A brief mention of some other interesting tools we’ve explored a bit less.

🔗 Configuring: {ts} for parsing JSON and TOML (not R!)

The {ts} package by Gábor Csárdi is the backbone of two R packages used for editing and manipulating:

Compared to existing parsers in R for those formats, these two packages preserve comments.

🔗 Testing code: {muttest}

Mutation testing is a kind of testing where you, say, randomly swap + with - in your code (you mutate it) and you run your tests to see whether they catch the mutant. The {muttest} package by Jakub Sobolewski is an R package for mutation testing, that depends on the {treesitter} R package.

🔗 Diffing code: difftastic

The difftastic CLI by Wilfred Hughes is “a structural diff tool that understands syntax”. ✨ This means that difftastic doesn’t only compare line or “words” but actual syntax by looking at lines around the lines that changed (by default, 3). Even better, it understands R out of the box. See this blog post with examples of R code diffing.

🔗 Conclusion: more to come?

In this post, we’ve presented an overview of Tree-sitter based tooling for R or in R.

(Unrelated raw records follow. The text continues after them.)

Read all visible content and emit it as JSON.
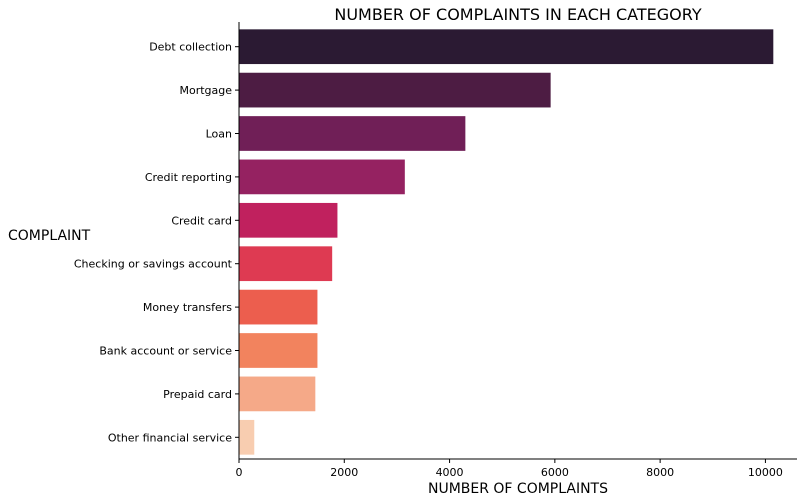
{
  "chart_data": {
    "type": "bar",
    "orientation": "horizontal",
    "title": "NUMBER OF COMPLAINTS IN EACH CATEGORY",
    "xlabel": "NUMBER OF COMPLAINTS",
    "ylabel": "COMPLAINT",
    "xlim": [
      0,
      10600
    ],
    "xticks": [
      0,
      2000,
      4000,
      6000,
      8000,
      10000
    ],
    "grid": false,
    "categories": [
      "Debt collection",
      "Mortgage",
      "Loan",
      "Credit reporting",
      "Credit card",
      "Checking or savings account",
      "Money transfers",
      "Bank account or service",
      "Prepaid card",
      "Other financial service"
    ],
    "values": [
      10150,
      5920,
      4300,
      3150,
      1870,
      1770,
      1490,
      1490,
      1450,
      290
    ],
    "colors": [
      "#2b1a33",
      "#4d1c43",
      "#701f57",
      "#952261",
      "#c0215e",
      "#de3a52",
      "#ec5e4e",
      "#f2835e",
      "#f5a988",
      "#f8cdb0"
    ]
  }
}
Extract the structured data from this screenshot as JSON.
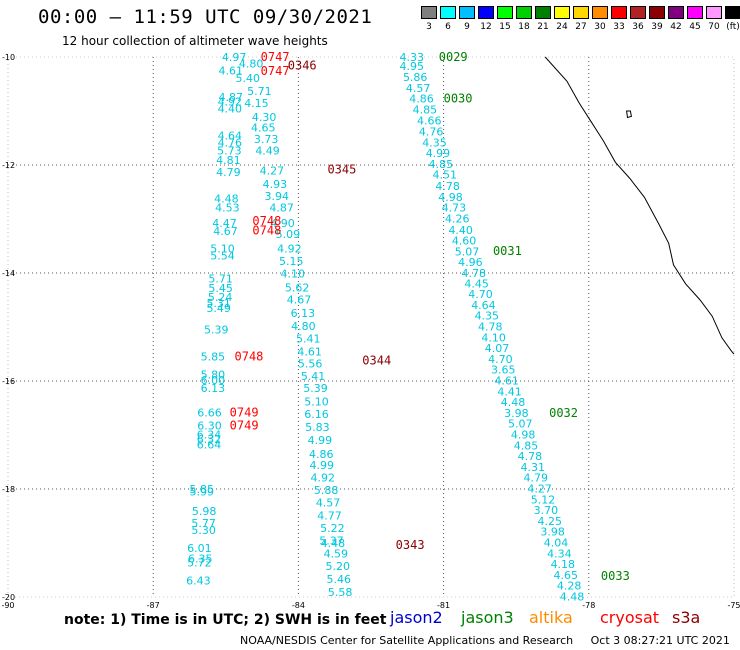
{
  "header": {
    "title": "00:00 – 11:59 UTC 09/30/2021",
    "subtitle": "12 hour collection of altimeter wave heights"
  },
  "colorbar": {
    "labels": [
      "3",
      "6",
      "9",
      "12",
      "15",
      "18",
      "21",
      "24",
      "27",
      "30",
      "33",
      "36",
      "39",
      "42",
      "45",
      "70",
      "(ft)"
    ],
    "colors": [
      "#7f7f7f",
      "#00ffff",
      "#00bfff",
      "#0000ff",
      "#00ff00",
      "#00d000",
      "#008000",
      "#ffff00",
      "#ffd700",
      "#ff8c00",
      "#ff0000",
      "#b22222",
      "#8b0000",
      "#800080",
      "#ff00ff",
      "#ff99ff",
      "#000000"
    ]
  },
  "footer": {
    "note": "note:  1) Time is in UTC;  2) SWH is in feet",
    "credit": "NOAA/NESDIS Center for Satellite Applications and Research",
    "timestamp": "Oct  3 08:27:21 UTC 2021"
  },
  "legend": [
    {
      "name": "jason2",
      "color": "#0000cc"
    },
    {
      "name": "jason3",
      "color": "#008000"
    },
    {
      "name": "altika",
      "color": "#ff8c00"
    },
    {
      "name": "cryosat",
      "color": "#ff0000"
    },
    {
      "name": "s3a",
      "color": "#8b0000"
    }
  ],
  "chart_data": {
    "type": "scatter",
    "xlim": [
      -90,
      -75
    ],
    "ylim": [
      -20,
      -10
    ],
    "x_ticks": [
      "-90",
      "-87",
      "-84",
      "-81",
      "-78",
      "-75"
    ],
    "y_ticks": [
      "-10",
      "-12",
      "-14",
      "-16",
      "-18",
      "-20"
    ],
    "grid": true,
    "swh_color": "#00c8e0",
    "swh_points": [
      {
        "lon": -85.58,
        "lat": -10.0,
        "v": "4.97"
      },
      {
        "lon": -85.23,
        "lat": -10.12,
        "v": "4.80"
      },
      {
        "lon": -85.65,
        "lat": -10.25,
        "v": "4.61"
      },
      {
        "lon": -85.3,
        "lat": -10.39,
        "v": "5.40"
      },
      {
        "lon": -85.06,
        "lat": -10.63,
        "v": "5.71"
      },
      {
        "lon": -85.65,
        "lat": -10.74,
        "v": "4.87"
      },
      {
        "lon": -85.67,
        "lat": -10.82,
        "v": "4.92"
      },
      {
        "lon": -85.12,
        "lat": -10.85,
        "v": "4.15"
      },
      {
        "lon": -85.67,
        "lat": -10.95,
        "v": "4.40"
      },
      {
        "lon": -84.96,
        "lat": -11.11,
        "v": "4.30"
      },
      {
        "lon": -84.98,
        "lat": -11.31,
        "v": "4.65"
      },
      {
        "lon": -85.67,
        "lat": -11.45,
        "v": "4.64"
      },
      {
        "lon": -84.92,
        "lat": -11.52,
        "v": "3.73"
      },
      {
        "lon": -85.67,
        "lat": -11.58,
        "v": "4.76"
      },
      {
        "lon": -85.68,
        "lat": -11.73,
        "v": "5.73"
      },
      {
        "lon": -84.89,
        "lat": -11.73,
        "v": "4.49"
      },
      {
        "lon": -85.7,
        "lat": -11.91,
        "v": "4.81"
      },
      {
        "lon": -84.8,
        "lat": -12.1,
        "v": "4.27"
      },
      {
        "lon": -85.7,
        "lat": -12.13,
        "v": "4.79"
      },
      {
        "lon": -84.74,
        "lat": -12.35,
        "v": "4.93"
      },
      {
        "lon": -84.7,
        "lat": -12.57,
        "v": "3.94"
      },
      {
        "lon": -85.74,
        "lat": -12.62,
        "v": "4.48"
      },
      {
        "lon": -85.72,
        "lat": -12.79,
        "v": "4.53"
      },
      {
        "lon": -84.6,
        "lat": -12.79,
        "v": "4.87"
      },
      {
        "lon": -85.78,
        "lat": -13.07,
        "v": "4.47"
      },
      {
        "lon": -84.58,
        "lat": -13.07,
        "v": "4.90"
      },
      {
        "lon": -85.76,
        "lat": -13.22,
        "v": "4.67"
      },
      {
        "lon": -84.47,
        "lat": -13.28,
        "v": "5.09"
      },
      {
        "lon": -85.82,
        "lat": -13.55,
        "v": "5.10"
      },
      {
        "lon": -84.44,
        "lat": -13.55,
        "v": "4.92"
      },
      {
        "lon": -85.82,
        "lat": -13.68,
        "v": "5.54"
      },
      {
        "lon": -84.4,
        "lat": -13.78,
        "v": "5.15"
      },
      {
        "lon": -84.37,
        "lat": -14.01,
        "v": "4.10"
      },
      {
        "lon": -85.86,
        "lat": -14.1,
        "v": "5.71"
      },
      {
        "lon": -85.86,
        "lat": -14.28,
        "v": "5.45"
      },
      {
        "lon": -84.28,
        "lat": -14.27,
        "v": "5.62"
      },
      {
        "lon": -85.87,
        "lat": -14.44,
        "v": "5.24"
      },
      {
        "lon": -84.24,
        "lat": -14.49,
        "v": "4.67"
      },
      {
        "lon": -85.9,
        "lat": -14.56,
        "v": "5.31"
      },
      {
        "lon": -85.9,
        "lat": -14.65,
        "v": "5.49"
      },
      {
        "lon": -84.16,
        "lat": -14.74,
        "v": "6.13"
      },
      {
        "lon": -84.15,
        "lat": -14.98,
        "v": "4.80"
      },
      {
        "lon": -85.95,
        "lat": -15.05,
        "v": "5.39"
      },
      {
        "lon": -84.05,
        "lat": -15.21,
        "v": "5.41"
      },
      {
        "lon": -84.02,
        "lat": -15.45,
        "v": "4.61"
      },
      {
        "lon": -86.02,
        "lat": -15.55,
        "v": "5.85"
      },
      {
        "lon": -84.01,
        "lat": -15.68,
        "v": "5.56"
      },
      {
        "lon": -86.02,
        "lat": -15.88,
        "v": "5.80"
      },
      {
        "lon": -86.02,
        "lat": -15.98,
        "v": "6.00"
      },
      {
        "lon": -83.95,
        "lat": -15.91,
        "v": "5.41"
      },
      {
        "lon": -83.9,
        "lat": -16.13,
        "v": "5.39"
      },
      {
        "lon": -86.02,
        "lat": -16.13,
        "v": "6.13"
      },
      {
        "lon": -83.88,
        "lat": -16.38,
        "v": "5.10"
      },
      {
        "lon": -86.09,
        "lat": -16.58,
        "v": "6.66"
      },
      {
        "lon": -83.88,
        "lat": -16.61,
        "v": "6.16"
      },
      {
        "lon": -86.09,
        "lat": -16.82,
        "v": "6.30"
      },
      {
        "lon": -83.86,
        "lat": -16.85,
        "v": "5.83"
      },
      {
        "lon": -86.1,
        "lat": -16.99,
        "v": "6.34"
      },
      {
        "lon": -86.1,
        "lat": -17.07,
        "v": "6.32"
      },
      {
        "lon": -83.81,
        "lat": -17.09,
        "v": "4.99"
      },
      {
        "lon": -86.1,
        "lat": -17.18,
        "v": "6.64"
      },
      {
        "lon": -83.78,
        "lat": -17.35,
        "v": "4.86"
      },
      {
        "lon": -83.77,
        "lat": -17.56,
        "v": "4.99"
      },
      {
        "lon": -83.75,
        "lat": -17.79,
        "v": "4.92"
      },
      {
        "lon": -86.25,
        "lat": -18.0,
        "v": "5.85"
      },
      {
        "lon": -86.25,
        "lat": -18.05,
        "v": "5.99"
      },
      {
        "lon": -83.68,
        "lat": -18.02,
        "v": "5.88"
      },
      {
        "lon": -83.64,
        "lat": -18.25,
        "v": "4.57"
      },
      {
        "lon": -86.2,
        "lat": -18.41,
        "v": "5.98"
      },
      {
        "lon": -83.61,
        "lat": -18.49,
        "v": "4.77"
      },
      {
        "lon": -86.21,
        "lat": -18.63,
        "v": "5.77"
      },
      {
        "lon": -86.21,
        "lat": -18.76,
        "v": "5.30"
      },
      {
        "lon": -83.55,
        "lat": -18.72,
        "v": "5.22"
      },
      {
        "lon": -83.57,
        "lat": -18.95,
        "v": "5.37"
      },
      {
        "lon": -83.54,
        "lat": -19.0,
        "v": "4.48"
      },
      {
        "lon": -83.48,
        "lat": -19.19,
        "v": "4.59"
      },
      {
        "lon": -86.3,
        "lat": -19.09,
        "v": "6.01"
      },
      {
        "lon": -86.28,
        "lat": -19.29,
        "v": "6.35"
      },
      {
        "lon": -86.3,
        "lat": -19.36,
        "v": "5.72"
      },
      {
        "lon": -83.44,
        "lat": -19.43,
        "v": "5.20"
      },
      {
        "lon": -83.42,
        "lat": -19.67,
        "v": "5.46"
      },
      {
        "lon": -86.32,
        "lat": -19.69,
        "v": "6.43"
      },
      {
        "lon": -83.39,
        "lat": -19.91,
        "v": "5.58"
      },
      {
        "lon": -81.91,
        "lat": -10.0,
        "v": "4.33"
      },
      {
        "lon": -81.91,
        "lat": -10.17,
        "v": "4.95"
      },
      {
        "lon": -81.84,
        "lat": -10.37,
        "v": "5.86"
      },
      {
        "lon": -81.78,
        "lat": -10.57,
        "v": "4.57"
      },
      {
        "lon": -81.71,
        "lat": -10.77,
        "v": "4.86"
      },
      {
        "lon": -81.64,
        "lat": -10.97,
        "v": "4.85"
      },
      {
        "lon": -81.55,
        "lat": -11.18,
        "v": "4.66"
      },
      {
        "lon": -81.51,
        "lat": -11.38,
        "v": "4.76"
      },
      {
        "lon": -81.44,
        "lat": -11.58,
        "v": "4.35"
      },
      {
        "lon": -81.37,
        "lat": -11.78,
        "v": "4.99"
      },
      {
        "lon": -81.31,
        "lat": -11.98,
        "v": "4.85"
      },
      {
        "lon": -81.23,
        "lat": -12.18,
        "v": "4.51"
      },
      {
        "lon": -81.17,
        "lat": -12.39,
        "v": "4.78"
      },
      {
        "lon": -81.11,
        "lat": -12.59,
        "v": "4.98"
      },
      {
        "lon": -81.04,
        "lat": -12.79,
        "v": "4.73"
      },
      {
        "lon": -80.97,
        "lat": -12.99,
        "v": "4.26"
      },
      {
        "lon": -80.9,
        "lat": -13.2,
        "v": "4.40"
      },
      {
        "lon": -80.83,
        "lat": -13.4,
        "v": "4.60"
      },
      {
        "lon": -80.77,
        "lat": -13.6,
        "v": "5.07"
      },
      {
        "lon": -80.7,
        "lat": -13.8,
        "v": "4.96"
      },
      {
        "lon": -80.63,
        "lat": -14.0,
        "v": "4.78"
      },
      {
        "lon": -80.57,
        "lat": -14.19,
        "v": "4.45"
      },
      {
        "lon": -80.49,
        "lat": -14.39,
        "v": "4.70"
      },
      {
        "lon": -80.43,
        "lat": -14.59,
        "v": "4.64"
      },
      {
        "lon": -80.36,
        "lat": -14.79,
        "v": "4.35"
      },
      {
        "lon": -80.29,
        "lat": -14.99,
        "v": "4.78"
      },
      {
        "lon": -80.22,
        "lat": -15.19,
        "v": "4.10"
      },
      {
        "lon": -80.15,
        "lat": -15.39,
        "v": "4.07"
      },
      {
        "lon": -80.08,
        "lat": -15.59,
        "v": "4.70"
      },
      {
        "lon": -80.02,
        "lat": -15.79,
        "v": "3.65"
      },
      {
        "lon": -79.95,
        "lat": -15.99,
        "v": "4.61"
      },
      {
        "lon": -79.89,
        "lat": -16.19,
        "v": "4.41"
      },
      {
        "lon": -79.82,
        "lat": -16.39,
        "v": "4.48"
      },
      {
        "lon": -79.75,
        "lat": -16.59,
        "v": "3.98"
      },
      {
        "lon": -79.67,
        "lat": -16.79,
        "v": "5.07"
      },
      {
        "lon": -79.61,
        "lat": -16.99,
        "v": "4.98"
      },
      {
        "lon": -79.55,
        "lat": -17.19,
        "v": "4.85"
      },
      {
        "lon": -79.47,
        "lat": -17.39,
        "v": "4.78"
      },
      {
        "lon": -79.41,
        "lat": -17.59,
        "v": "4.31"
      },
      {
        "lon": -79.35,
        "lat": -17.79,
        "v": "4.79"
      },
      {
        "lon": -79.27,
        "lat": -17.99,
        "v": "4.27"
      },
      {
        "lon": -79.2,
        "lat": -18.19,
        "v": "5.12"
      },
      {
        "lon": -79.14,
        "lat": -18.39,
        "v": "3.70"
      },
      {
        "lon": -79.06,
        "lat": -18.59,
        "v": "4.25"
      },
      {
        "lon": -79.0,
        "lat": -18.79,
        "v": "3.98"
      },
      {
        "lon": -78.93,
        "lat": -18.99,
        "v": "4.04"
      },
      {
        "lon": -78.86,
        "lat": -19.19,
        "v": "4.34"
      },
      {
        "lon": -78.79,
        "lat": -19.39,
        "v": "4.18"
      },
      {
        "lon": -78.73,
        "lat": -19.59,
        "v": "4.65"
      },
      {
        "lon": -78.66,
        "lat": -19.79,
        "v": "4.28"
      },
      {
        "lon": -78.6,
        "lat": -19.99,
        "v": "4.48"
      }
    ],
    "time_labels": [
      {
        "lon": -84.78,
        "lat": -10.0,
        "t": "0747",
        "sat": "cryosat"
      },
      {
        "lon": -84.78,
        "lat": -10.26,
        "t": "0747",
        "sat": "cryosat"
      },
      {
        "lon": -84.22,
        "lat": -10.16,
        "t": "0346",
        "sat": "s3a"
      },
      {
        "lon": -83.4,
        "lat": -12.08,
        "t": "0345",
        "sat": "s3a"
      },
      {
        "lon": -84.95,
        "lat": -13.04,
        "t": "0748",
        "sat": "cryosat"
      },
      {
        "lon": -84.95,
        "lat": -13.21,
        "t": "0748",
        "sat": "cryosat"
      },
      {
        "lon": -85.32,
        "lat": -15.55,
        "t": "0748",
        "sat": "cryosat"
      },
      {
        "lon": -82.68,
        "lat": -15.62,
        "t": "0344",
        "sat": "s3a"
      },
      {
        "lon": -85.42,
        "lat": -16.58,
        "t": "0749",
        "sat": "cryosat"
      },
      {
        "lon": -85.42,
        "lat": -16.82,
        "t": "0749",
        "sat": "cryosat"
      },
      {
        "lon": -81.99,
        "lat": -19.04,
        "t": "0343",
        "sat": "s3a"
      },
      {
        "lon": -81.1,
        "lat": -10.0,
        "t": "0029",
        "sat": "jason3"
      },
      {
        "lon": -81.0,
        "lat": -10.77,
        "t": "0030",
        "sat": "jason3"
      },
      {
        "lon": -79.98,
        "lat": -13.59,
        "t": "0031",
        "sat": "jason3"
      },
      {
        "lon": -78.82,
        "lat": -16.59,
        "t": "0032",
        "sat": "jason3"
      },
      {
        "lon": -77.75,
        "lat": -19.61,
        "t": "0033",
        "sat": "jason3"
      }
    ],
    "coastline": [
      [
        -78.9,
        -10.0
      ],
      [
        -78.45,
        -10.45
      ],
      [
        -78.2,
        -10.85
      ],
      [
        -77.95,
        -11.2
      ],
      [
        -77.7,
        -11.55
      ],
      [
        -77.45,
        -11.95
      ],
      [
        -77.15,
        -12.25
      ],
      [
        -76.85,
        -12.6
      ],
      [
        -76.55,
        -13.1
      ],
      [
        -76.35,
        -13.45
      ],
      [
        -76.25,
        -13.85
      ],
      [
        -76.0,
        -14.2
      ],
      [
        -75.7,
        -14.5
      ],
      [
        -75.45,
        -14.8
      ],
      [
        -75.25,
        -15.2
      ],
      [
        -75.05,
        -15.45
      ],
      [
        -75.0,
        -15.5
      ]
    ],
    "islands": [
      [
        [
          -77.22,
          -11.0
        ],
        [
          -77.14,
          -11.0
        ],
        [
          -77.12,
          -11.1
        ],
        [
          -77.2,
          -11.12
        ],
        [
          -77.22,
          -11.0
        ]
      ]
    ]
  }
}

Note that this ecosystem of tools is very actively developed, so some tools might come and go. However, the idea that plugging the R grammar into a general parsing generator brings cool features to us R developers, will remain true. Maybe you will contribute to this ecosystem, either through an existing tool or by creating a new one?